# Solved – Graphing effect size for coefficient of determination

If I have a significant correlation coefficient of r=.80 between Variable A and B, I can work out the effect size (coefficient of determination) by squaring it, which is 64%.

I want to graph this in the simplest way possibe (given my non-statistical target audience). Can I use a 100% stacked bar graph for this purpose. This will show Variable B as 100% and on top of it would be Variable A which would be 64%. I can then graphically say that 64% of variance in Variable B can be attributed to Variable A. (Conversely, I can also graphically say that I am unsure of the remaining 36% of Variable B)

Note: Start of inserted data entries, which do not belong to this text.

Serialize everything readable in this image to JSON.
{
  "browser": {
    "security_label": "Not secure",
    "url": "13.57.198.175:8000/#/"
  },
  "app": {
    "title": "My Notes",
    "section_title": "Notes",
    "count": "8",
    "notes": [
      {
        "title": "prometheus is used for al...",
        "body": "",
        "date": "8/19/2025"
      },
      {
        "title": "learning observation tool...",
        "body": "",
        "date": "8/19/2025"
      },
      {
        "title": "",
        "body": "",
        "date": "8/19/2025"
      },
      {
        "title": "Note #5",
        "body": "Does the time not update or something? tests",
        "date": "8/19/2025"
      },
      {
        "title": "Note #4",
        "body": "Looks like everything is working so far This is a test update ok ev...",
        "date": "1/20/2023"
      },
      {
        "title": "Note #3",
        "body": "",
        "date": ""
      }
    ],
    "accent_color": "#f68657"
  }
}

The appeal of this approach for me is that I can show the effect size between A and B on a number of variables (e.g. gender, age, education) in one graph. This will also make a colourful presentation (which is good for a non statistical target audience!).

I have seen some textbooks showing two circles, each representing a variable (e.g. A and B). The part of the circles that overlaps illustrates the effect size. I thought doing a 100% stacked bar graph was a better way.

From the discussion below, it appears that the scatterplot is the way to go on this matter. However, how do I show 64% on a scatterplot?

I think the point is being missed in the discussion below. It is easy to illustrate the relationship through the scatterplot but how is the effect size illustrated i.e. the actual perecentage as above. I can't see this percentage figure in any of the diagrams below.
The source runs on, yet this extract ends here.